Se Tywin Lannister estava realmente morto, ninguém se encontrava a salvo... principalmente seu filho, no trono. Quando o leão cai, as feras menores avançam, os chacais, os abutres e os cães bravios. Iriam tentar deixá-la de lado, como sempre tinham feito. Teria de agir depressa, como quando Robert morrera. Aquilo podia ser obra de Stannis Baratheon, por intermédio de algum homem a soldo. Podia perfeitamente ser o prelúdio de outro ataque contra a cidade. Esperava que fosse. Que ele venha. Vou esmagá-lo, tal como meu pai fez, e desta vez morrerá. Stannis não a assustava mais do que Mace Tyrell. Ninguém a assustava. Era uma filha do Rochedo, um leão. Não haverá mais conversas sobre me obrigarem a voltar a casar. Rochedo Casterly agora era seu, com todo o poder da Casa Lannister. Nunca mais ninguém a menosprezaria. Mesmo quando Tommen deixasse de ter necessidade de um regente, a Senhora de Rochedo Casterly continuaria a ser uma força a ter em conta.
O sol nascente pintara de vermelho-vivo o topo das torres, mas a noite ainda se acumulava sob as muralhas. O castelo exterior estava tão silencioso que poderia imaginá-lo com todos mortos. E deviam estar. Não convém que Lorde Tywin morra só. Um homem como ele merece uma comitiva para cuidar de suas necessidades no inferno.
Quatro lanceiros com manto vermelho e elmo coroado por leões guardavam a porta da Torre da Mão.
- Ninguém deve entrar ou sair sem a minha autorização - disse-lhes. A ordem veio-lhe fácil. Meu pai também tinha aço na voz.
Dentro da torre, a fumaça dos archotes irritou-lhe os olhos, mas Cersei não chorou, como o pai não teria chorado. Sou o único verdadeiro filho que ele teve. Os calcanhares raspavam na pedra enquanto subia, e ainda conseguia ouvir a mariposa esvoaçando furiosamente dentro da lanterna de Sor Osmund. Morra, pensou a rainha, irritada, voe para a chama e acabe com isso.

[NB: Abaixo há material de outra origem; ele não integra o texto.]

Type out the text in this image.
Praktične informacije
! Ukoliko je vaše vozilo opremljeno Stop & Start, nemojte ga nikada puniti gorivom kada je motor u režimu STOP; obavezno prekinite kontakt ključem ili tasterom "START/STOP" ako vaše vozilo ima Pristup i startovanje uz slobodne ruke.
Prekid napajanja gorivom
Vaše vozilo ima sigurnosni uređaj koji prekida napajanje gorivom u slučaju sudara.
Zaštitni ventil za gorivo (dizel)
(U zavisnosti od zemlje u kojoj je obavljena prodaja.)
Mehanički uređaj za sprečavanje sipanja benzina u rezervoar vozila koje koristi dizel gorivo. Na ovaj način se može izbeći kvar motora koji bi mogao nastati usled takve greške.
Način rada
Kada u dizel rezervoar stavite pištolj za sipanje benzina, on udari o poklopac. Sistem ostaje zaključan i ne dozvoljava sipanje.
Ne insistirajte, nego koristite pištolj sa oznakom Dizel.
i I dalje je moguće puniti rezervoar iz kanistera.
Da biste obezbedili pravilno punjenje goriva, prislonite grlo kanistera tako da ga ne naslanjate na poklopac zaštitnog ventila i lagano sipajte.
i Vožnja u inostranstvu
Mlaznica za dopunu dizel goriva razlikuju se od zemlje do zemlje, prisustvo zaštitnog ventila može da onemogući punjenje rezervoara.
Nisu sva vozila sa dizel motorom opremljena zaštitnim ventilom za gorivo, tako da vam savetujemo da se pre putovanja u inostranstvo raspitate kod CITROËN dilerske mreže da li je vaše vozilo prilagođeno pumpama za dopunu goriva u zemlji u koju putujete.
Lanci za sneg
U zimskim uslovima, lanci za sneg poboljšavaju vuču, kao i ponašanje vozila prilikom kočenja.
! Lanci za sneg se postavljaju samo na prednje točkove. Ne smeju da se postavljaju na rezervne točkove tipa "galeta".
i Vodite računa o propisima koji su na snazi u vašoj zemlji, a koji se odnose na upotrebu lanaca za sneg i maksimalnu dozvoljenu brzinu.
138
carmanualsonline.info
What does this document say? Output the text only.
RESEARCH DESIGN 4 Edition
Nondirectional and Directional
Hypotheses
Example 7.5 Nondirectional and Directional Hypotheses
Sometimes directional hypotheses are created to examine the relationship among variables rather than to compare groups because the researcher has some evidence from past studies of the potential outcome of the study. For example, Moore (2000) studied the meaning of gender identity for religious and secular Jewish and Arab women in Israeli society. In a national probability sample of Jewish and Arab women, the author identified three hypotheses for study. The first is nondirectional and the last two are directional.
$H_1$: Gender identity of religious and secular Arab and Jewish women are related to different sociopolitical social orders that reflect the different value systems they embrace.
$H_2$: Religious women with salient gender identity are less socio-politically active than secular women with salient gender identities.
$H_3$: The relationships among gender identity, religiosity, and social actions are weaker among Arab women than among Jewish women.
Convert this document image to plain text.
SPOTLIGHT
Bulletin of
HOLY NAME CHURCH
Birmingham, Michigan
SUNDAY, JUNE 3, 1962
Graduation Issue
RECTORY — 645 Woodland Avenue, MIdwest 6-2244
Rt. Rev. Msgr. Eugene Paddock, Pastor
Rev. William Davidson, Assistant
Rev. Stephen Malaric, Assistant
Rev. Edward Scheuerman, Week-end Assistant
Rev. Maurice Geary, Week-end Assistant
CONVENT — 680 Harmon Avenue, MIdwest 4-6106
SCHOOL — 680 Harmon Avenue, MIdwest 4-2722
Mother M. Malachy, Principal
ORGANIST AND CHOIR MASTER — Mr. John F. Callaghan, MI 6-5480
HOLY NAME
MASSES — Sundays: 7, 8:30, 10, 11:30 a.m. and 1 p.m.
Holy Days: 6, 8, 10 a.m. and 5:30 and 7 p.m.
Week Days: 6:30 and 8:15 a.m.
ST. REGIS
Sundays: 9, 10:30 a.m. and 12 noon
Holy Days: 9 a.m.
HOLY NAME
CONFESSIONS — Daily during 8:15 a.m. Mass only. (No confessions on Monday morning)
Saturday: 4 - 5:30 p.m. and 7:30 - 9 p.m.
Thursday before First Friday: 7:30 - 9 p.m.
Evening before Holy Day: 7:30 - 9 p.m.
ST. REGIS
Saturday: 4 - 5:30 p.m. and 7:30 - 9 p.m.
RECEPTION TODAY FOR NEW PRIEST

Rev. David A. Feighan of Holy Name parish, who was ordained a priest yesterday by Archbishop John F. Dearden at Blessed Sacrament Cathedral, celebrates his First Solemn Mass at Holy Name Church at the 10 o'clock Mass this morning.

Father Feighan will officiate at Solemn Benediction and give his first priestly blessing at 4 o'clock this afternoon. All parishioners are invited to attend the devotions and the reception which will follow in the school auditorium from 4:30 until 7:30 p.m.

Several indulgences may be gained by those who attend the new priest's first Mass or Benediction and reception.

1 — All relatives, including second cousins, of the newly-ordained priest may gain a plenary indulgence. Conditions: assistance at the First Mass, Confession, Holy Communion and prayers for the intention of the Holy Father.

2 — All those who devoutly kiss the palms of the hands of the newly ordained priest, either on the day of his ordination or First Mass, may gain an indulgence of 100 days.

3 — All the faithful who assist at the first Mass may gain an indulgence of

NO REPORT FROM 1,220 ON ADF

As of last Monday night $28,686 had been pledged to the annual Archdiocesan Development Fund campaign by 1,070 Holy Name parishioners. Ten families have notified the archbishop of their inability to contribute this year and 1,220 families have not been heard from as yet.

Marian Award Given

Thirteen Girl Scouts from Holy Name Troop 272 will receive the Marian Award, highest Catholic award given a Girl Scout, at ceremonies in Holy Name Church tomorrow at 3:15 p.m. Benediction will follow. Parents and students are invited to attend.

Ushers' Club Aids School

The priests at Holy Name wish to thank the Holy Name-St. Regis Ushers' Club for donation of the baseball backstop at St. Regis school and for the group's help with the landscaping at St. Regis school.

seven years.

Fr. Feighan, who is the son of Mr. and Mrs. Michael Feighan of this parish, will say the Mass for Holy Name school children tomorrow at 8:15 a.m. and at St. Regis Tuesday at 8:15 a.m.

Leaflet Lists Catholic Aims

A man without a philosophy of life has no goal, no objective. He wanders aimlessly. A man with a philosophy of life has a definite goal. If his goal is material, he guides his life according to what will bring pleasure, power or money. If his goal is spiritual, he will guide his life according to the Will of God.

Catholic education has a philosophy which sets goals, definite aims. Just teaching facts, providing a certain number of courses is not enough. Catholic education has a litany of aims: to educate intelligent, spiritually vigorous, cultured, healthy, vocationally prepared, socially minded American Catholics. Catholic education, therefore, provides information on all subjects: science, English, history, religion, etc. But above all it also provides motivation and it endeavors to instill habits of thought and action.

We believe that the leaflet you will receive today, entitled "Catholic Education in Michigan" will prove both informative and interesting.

No topo da escada encontravam-se mais dois guardas de manto vermelho. Lester Vermelho murmurou uma condolência quando ela passou. A respiração da rainha era rápida e pouco profunda, e ela sentia o coração tamborilar no peito. Os degraus, disse a si mesma, esta maldita torre tem degraus demais. Estava quase decidida a derrubá-la.
O salão estava cheio de tolos que falavam em murmúrios, como se Lorde Tywin estivesse dormindo e eles tivessem medo de acordá-lo. Tanto os guardas como os criados se encolhiam diante dela, com as bocas se movendo. Via suas gengivas cor-de-rosa e as línguas se mexendo, mas suas palavras não faziam mais sentido do que o zumbido da mariposa. O que estão fazendo aqui? Como souberam ? O correto teria sido chamarem-na primeiro. Ela era a Rainha Regente, ter-se-iam esquecido disso?

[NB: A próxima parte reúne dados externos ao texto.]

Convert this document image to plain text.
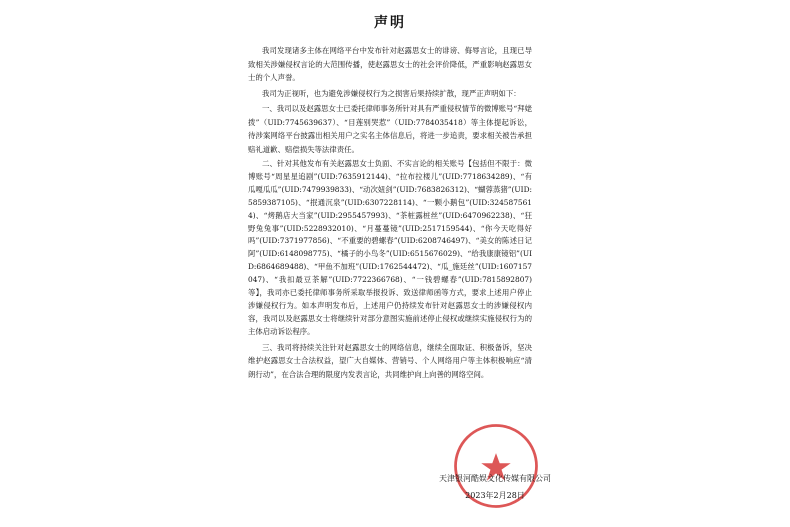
声明

我司发现诸多主体在网络平台中发布针对赵露思女士的诽谤、侮辱言论，且现已导致相关涉嫌侵权言论的大范围传播，使赵露思女士的社会评价降低，严重影响赵露思女士的个人声誉。

我司为正视听，也为避免涉嫌侵权行为之损害后果持续扩散，现严正声明如下：

一、我司以及赵露思女士已委托律师事务所针对具有严重侵权情节的微博账号“拜姥拨”（UID:7745639637）、“目莲别哭惹”（UID:7784035418）等主体提起诉讼，待涉案网络平台披露出相关用户之实名主体信息后，将进一步追责，要求相关被告承担赔礼道歉、赔偿损失等法律责任。

二、针对其他发布有关赵露思女士负面、不实言论的相关账号【包括但不限于：微博账号“周星星追剧”(UID:7635912144)、“拉布拉楼儿”(UID:7718634289)、“有瓜嘎瓜瓜”(UID:7479939833)、“动次妞剑”(UID:7683826312)、“蝴蓉蒸猪”(UID:5859387105)、“抿通沉泉”(UID:6307228114)、“一颗小鹅包”(UID:3245875614)、“烤鹅店大当家”(UID:2955457993)、“茶桩露桩丝”(UID:6470962238)、“狂野兔兔事”(UID:5228932010)、“月蔓蔓镜”(UID:2517159544)、“你今天吃得好吗”(UID:7371977856)、“不重要的碧螺春”(UID:6208746497)、“美女的陈述日记阿”(UID:6148098775)、“橘子的小鸟冬”(UID:6515676029)、“给我康康镜铝”(UID:6864689488)、“甲鱼不加班”(UID:1762544472)、“瓜_施廷丝”(UID:1607157047)、“我扣最豆茶解”(UID:7722366768)、“一钱碧螺春”(UID:7815892807)等】，我司亦已委托律师事务所采取举报投诉、致送律师函等方式，要求上述用户停止涉嫌侵权行为。如本声明发布后，上述用户仍持续发布针对赵露思女士的涉嫌侵权内容，我司以及赵露思女士将继续针对部分意图实施前述停止侵权或继续实施侵权行为的主体启动诉讼程序。

三、我司将持续关注针对赵露思女士的网络信息，继续全面取证、积极备诉，坚决维护赵露思女士合法权益，望广大自媒体、营销号、个人网络用户等主体积极响应“清朗行动”，在合法合理的限度内发表言论，共同维护向上向善的网络空间。

天津银河酷娱文化传媒有限公司
2023年2月28日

À porta do quarto da Mão encontrava-se Sor Meryn Trant com sua armadura e manto brancos. A viseira do seu elmo estava aberta, e as bolsas sob os olhos davam-lhe um ar de quem ainda estava adormecido.

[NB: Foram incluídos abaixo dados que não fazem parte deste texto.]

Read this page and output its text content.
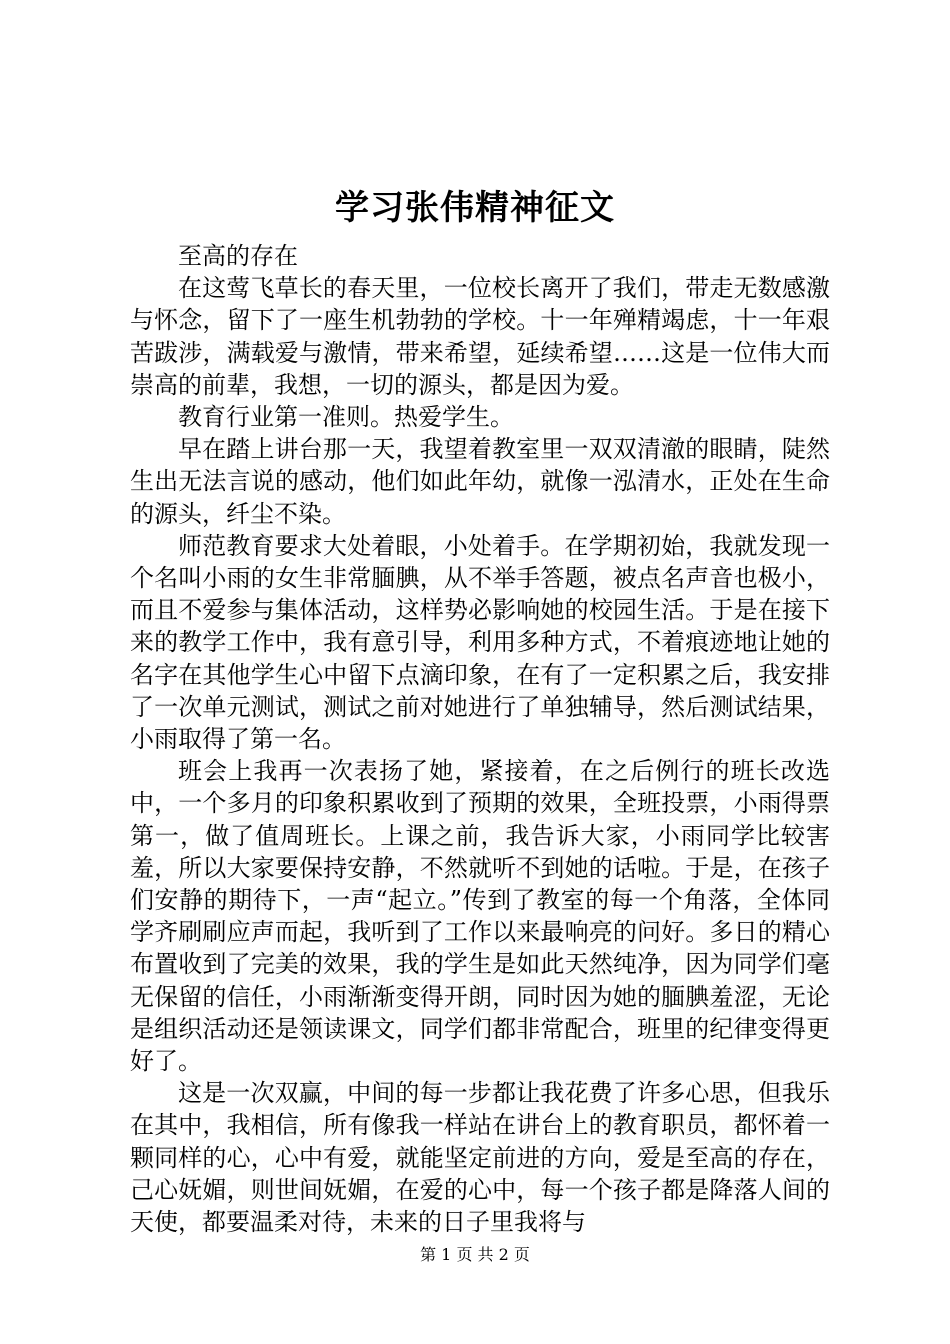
学习张伟精神征文

至高的存在

在这莺飞草长的春天里，一位校长离开了我们，带走无数感激与怀念，留下了一座生机勃勃的学校。十一年殚精竭虑，十一年艰苦跋涉，满载爱与激情，带来希望，延续希望……这是一位伟大而崇高的前辈，我想，一切的源头，都是因为爱。

教育行业第一准则。热爱学生。

早在踏上讲台那一天，我望着教室里一双双清澈的眼睛，陡然生出无法言说的感动，他们如此年幼，就像一泓清水，正处在生命的源头，纤尘不染。

师范教育要求大处着眼，小处着手。在学期初始，我就发现一个名叫小雨的女生非常腼腆，从不举手答题，被点名声音也极小，而且不爱参与集体活动，这样势必影响她的校园生活。于是在接下来的教学工作中，我有意引导，利用多种方式，不着痕迹地让她的名字在其他学生心中留下点滴印象，在有了一定积累之后，我安排了一次单元测试，测试之前对她进行了单独辅导，然后测试结果，小雨取得了第一名。

班会上我再一次表扬了她，紧接着，在之后例行的班长改选中，一个多月的印象积累收到了预期的效果，全班投票，小雨得票第一，做了值周班长。上课之前，我告诉大家，小雨同学比较害羞，所以大家要保持安静，不然就听不到她的话啦。于是，在孩子们安静的期待下，一声“起立。”传到了教室的每一个角落，全体同学齐刷刷应声而起，我听到了工作以来最响亮的问好。多日的精心布置收到了完美的效果，我的学生是如此天然纯净，因为同学们毫无保留的信任，小雨渐渐变得开朗，同时因为她的腼腆羞涩，无论是组织活动还是领读课文，同学们都非常配合，班里的纪律变得更好了。

这是一次双赢，中间的每一步都让我花费了许多心思，但我乐在其中，我相信，所有像我一样站在讲台上的教育职员，都怀着一颗同样的心，心中有爱，就能坚定前进的方向，爱是至高的存在，己心妩媚，则世间妩媚，在爱的心中，每一个孩子都是降落人间的天使，都要温柔对待，未来的日子里我将与

第 1 页 共 2 页
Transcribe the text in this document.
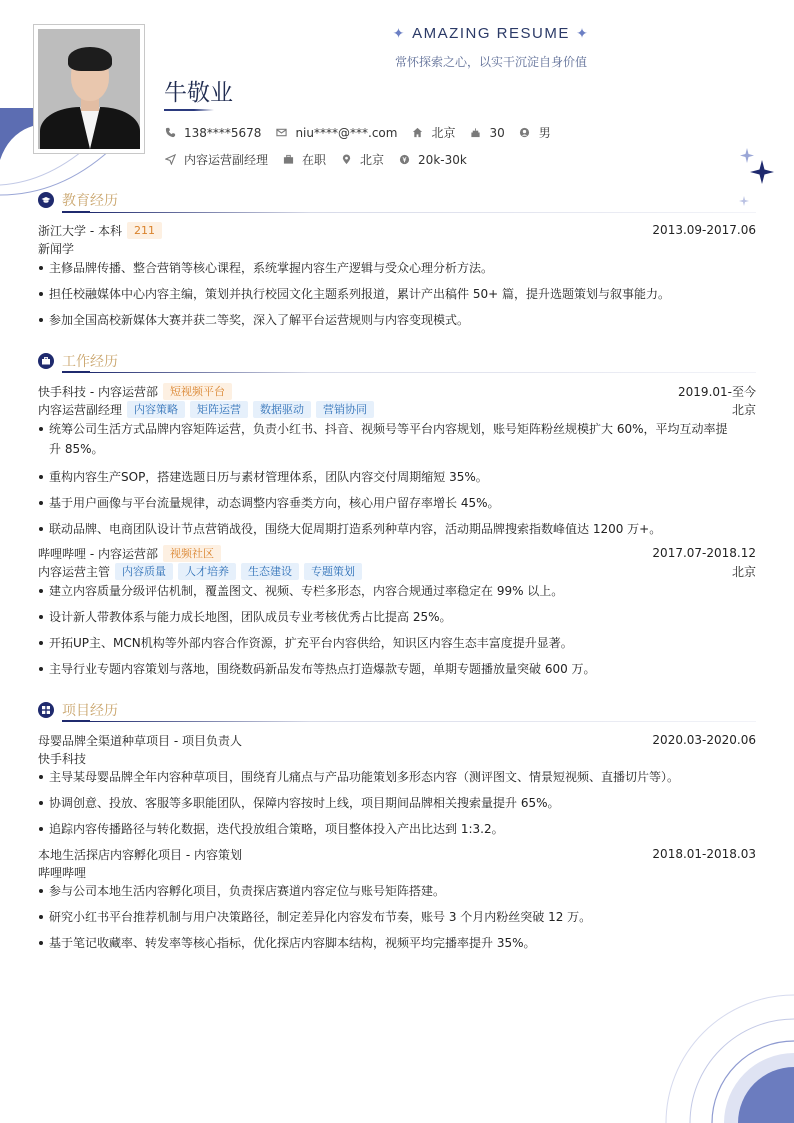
✦ AMAZING RESUME ✦
常怀探索之心，以实干沉淀自身价值
牛敬业
138****5678	niu****@***.com	北京	30	男
内容运营副经理	在职	北京	20k-30k
教育经历
浙江大学 - 本科	211	2013.09-2017.06
新闻学
主修品牌传播、整合营销等核心课程，系统掌握内容生产逻辑与受众心理分析方法。
担任校融媒体中心内容主编，策划并执行校园文化主题系列报道，累计产出稿件 50+ 篇，提升选题策划与叙事能力。
参加全国高校新媒体大赛并获二等奖，深入了解平台运营规则与内容变现模式。
工作经历
快手科技 - 内容运营部	短视频平台	2019.01-至今
内容运营副经理	内容策略	矩阵运营	数据驱动	营销协同	北京
统筹公司生活方式品牌内容矩阵运营，负责小红书、抖音、视频号等平台内容规划，账号矩阵粉丝规模扩大 60%，平均互动率提升 85%。
重构内容生产SOP，搭建选题日历与素材管理体系，团队内容交付周期缩短 35%。
基于用户画像与平台流量规律，动态调整内容垂类方向，核心用户留存率增长 45%。
联动品牌、电商团队设计节点营销战役，围绕大促周期打造系列种草内容，活动期品牌搜索指数峰值达 1200 万+。
哔哩哔哩 - 内容运营部	视频社区	2017.07-2018.12
内容运营主管	内容质量	人才培养	生态建设	专题策划	北京
建立内容质量分级评估机制，覆盖图文、视频、专栏多形态，内容合规通过率稳定在 99% 以上。
设计新人带教体系与能力成长地图，团队成员专业考核优秀占比提高 25%。
开拓UP主、MCN机构等外部内容合作资源，扩充平台内容供给，知识区内容生态丰富度提升显著。
主导行业专题内容策划与落地，围绕数码新品发布等热点打造爆款专题，单期专题播放量突破 600 万。
项目经历
母婴品牌全渠道种草项目 - 项目负责人	2020.03-2020.06
快手科技
主导某母婴品牌全年内容种草项目，围绕育儿痛点与产品功能策划多形态内容（测评图文、情景短视频、直播切片等）。
协调创意、投放、客服等多职能团队，保障内容按时上线，项目期间品牌相关搜索量提升 65%。
追踪内容传播路径与转化数据，迭代投放组合策略，项目整体投入产出比达到 1:3.2。
本地生活探店内容孵化项目 - 内容策划	2018.01-2018.03
哔哩哔哩
参与公司本地生活内容孵化项目，负责探店赛道内容定位与账号矩阵搭建。
研究小红书平台推荐机制与用户决策路径，制定差异化内容发布节奏，账号 3 个月内粉丝突破 12 万。
基于笔记收藏率、转发率等核心指标，优化探店内容脚本结构，视频平均完播率提升 35%。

- Tire essa gente daqui - disse-lhe Cersei. - Meu pai está na latrina?
- Levaram-no de volta para a cama, senhora - Sor Meryn abriu a porta para que entrasse.
A luz da manhã entrava em diagonal através das janelas e pintava barras douradas nas esteiras espalhadas pelo chão do quarto. Tio Kevan estava de joelhos ao lado da cama, tentando rezar, mas quase não conseguia forçar as palavras a sair. Guardas aglomeravam-se perto da lareira. A porta secreta de que Sor Osmund falara encontrava-se escancarada por trás das cinzas; não era maior que um forno. Um homem teria de engatinhar. Mas Tyrion é só meio homem. O pensamento a irritou. Não, o anão está trancado numa cela negra. Aquilo não podia ser obra sua. Stannis, disse a si mesma, é Stannis quem está por trás disso. Ele ainda tem partidários na cidade. Ele, ou os Tyrell...
Sempre se falara de passagens secretas no interior da Fortaleza Vermelha. Supunha-se que Maegor, o Cruel, matara os homens que construíram o castelo a fim de manter o conhecimento sobre elas secreto. Quantos outros quartos terão portas escondidas? Cersei teve uma súbita visão do anão de quatro, saindo de detrás de uma tapeçaria no quarto de Tommen com uma lâmina na mão. Tommen está bem guardado, disse a si mesma. Mas Lorde Tywin também estivera.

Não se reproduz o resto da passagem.